After she leaves the Harlings, Ántonia begins to care about nothing except dancing and fun. She spends all her free time sewing, and then wearing, new clothes with other hired girls.
As she grows up, Ántonia explores her sexuality. It's not clear whether she is actually having sex, but she is clearly enjoying the attention she gets.
With Ántonia no longer living next door to him, Jim is restless, and tired of socializing with the wealthier families. Looking for something to do, he visits the drugstore, train depot, and cigar factory. He even visits a saloon operated by Anton Jelinek. But Anton, who respects Jim's grandfather and knows that he wouldn't want Jim to go to a saloon, asks Jim to leave. Jim also starts to hear rumors that people around town are discussing his behavior.
Jim's restlessness foreshadows his departure from Nebraska. But he isn't restless because he wants more adventure in is life. Instead, he craves relationships with the immigrant classes as he had on the prairie. But Black Hawk society disapproves of this sort of mingling.
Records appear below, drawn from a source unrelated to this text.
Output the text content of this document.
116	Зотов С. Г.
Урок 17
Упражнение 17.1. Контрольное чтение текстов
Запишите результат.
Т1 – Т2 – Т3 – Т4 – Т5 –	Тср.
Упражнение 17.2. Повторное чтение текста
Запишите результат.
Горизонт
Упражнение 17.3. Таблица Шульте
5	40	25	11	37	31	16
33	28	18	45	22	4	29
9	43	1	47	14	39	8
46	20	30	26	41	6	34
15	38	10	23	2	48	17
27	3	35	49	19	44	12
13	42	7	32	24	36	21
Jim starts sneaking out at night to attend the Fireman's Hall, where the immigrants gather to dance. One night Jim walks Ántonia home from the dance and tries to kiss her. She reprimands him. When he tells her that Lena lets him kiss her, she tells him not to make a fool of himself, since he will soon be going away to school to make something of himself. Jim knows that Ántonia will always think of him as a kid, and wishes he could have dreams about Ántonia like the dreams he has about Lena.
Now sexually mature, Jim wants more than just friendship with Ántonia. Yet, just as she understood that Jim could get an education while she could not, Ántonia now understands that the different options available to them would make any romantic relationship between them impossible. Since he idealizes immigrants and craves a connection with them, Jim doesn't understand this.